This Sum I am unable to solve

[Pattielli]

Sum(from i=0 to N) of (i^4/2-3i^2/2+1)
Can you tell me how to calculate the value of that sum ?
Thank you,

- Pattielli

[matt grime]

split into two smaller sums, factor out the constants and use the formulae for the sums of 4th and second powers that I haven't memorized but which should be googlable and that the constant term at the end contributes N+1 to the sum.

[AKG]

\sum _{i=0} ^N \frac{1}{2}i^4 - \frac{3}{2}i^2 + 1

= 0.5\sum i^4 + 1.5 \sum i^2 + N + 1*

You need to find a general closed-form solution to the sum of the first N squares and first N i^4 (whatever you'd call them).

\sum _{i=0} ^N = \frac{N(N+1)(2N+1)}{6}

For the i^4, I don't have the solution memorized, nor can I think of a way right now to solve it.

-----------------------------------

Check this link (http://mathforum.org/library/drmath/view/56383.html) out. It's probably a good thing to learn, and it also gives the formula you need:

\sum _{i=0} ^n = (1/5)n^5 + (1/2)n^4 + (1/3)n^3 - (1/30)n

*Edited based on matt grime's observation

[matt grime]

there are N+1 terms in the sum so your last term, comig from the constant, is out by 1.

[Gokul43201]

\sum _{i=0} ^N = \frac{N(N+1)(2N+1)}{6}

For the i^4, I don't have the solution memorized, nor can I think of a way right now to solve it.



Just to make this clear :

\sum _{i=0} ^N i^2= \frac{N(N+1)(2N+1)}{6}

The sum of fourth powers will be a polynomial of order 5. Use the values of the sum for N=1..5 to solve for the 5 coefficients (clearly, there's no constant term).

Or Google harder.

[mathwonk]

gokul 43201 gave the quickest solution method, via lagrange interpolation.

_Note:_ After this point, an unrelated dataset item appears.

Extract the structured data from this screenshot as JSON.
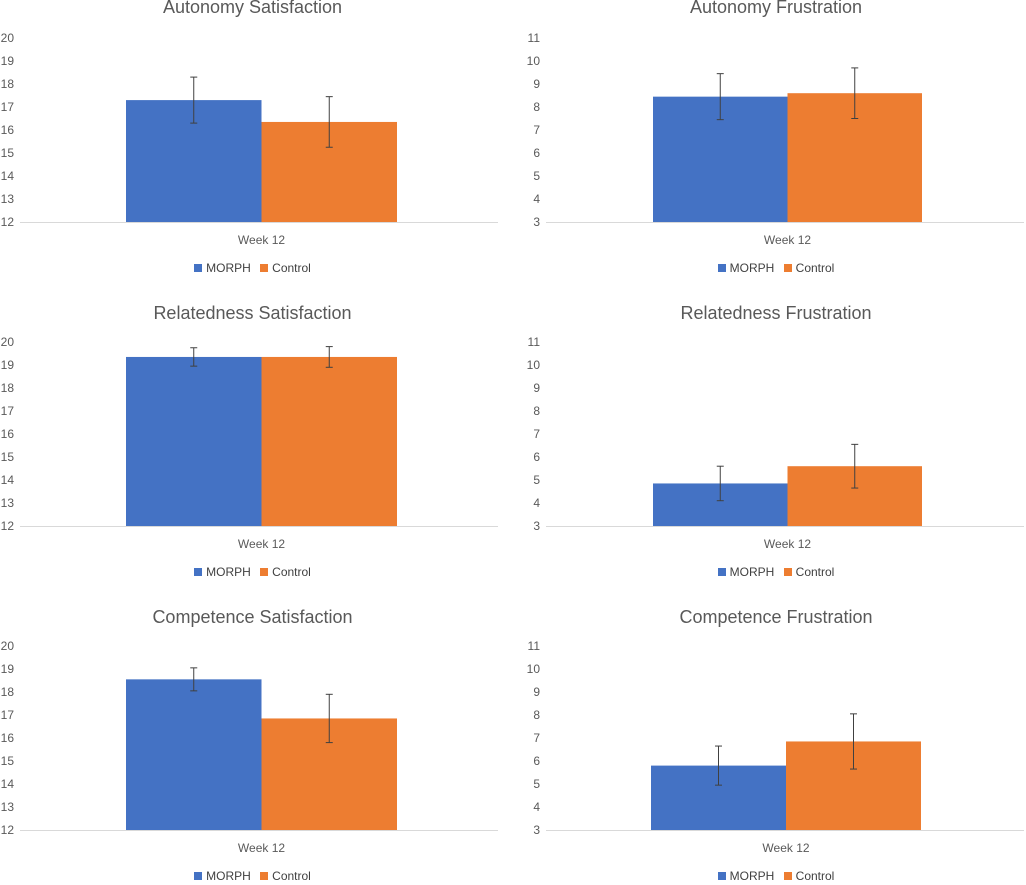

there is another recursive method, for findign formulas for the first n terms of any series of rth powers of integers, described in a footnote to the courant calculus book vol 1, in the first few pages. when i saw that i knew I had found a real math book, as there was more content in that footnote than in all math books i had used previously.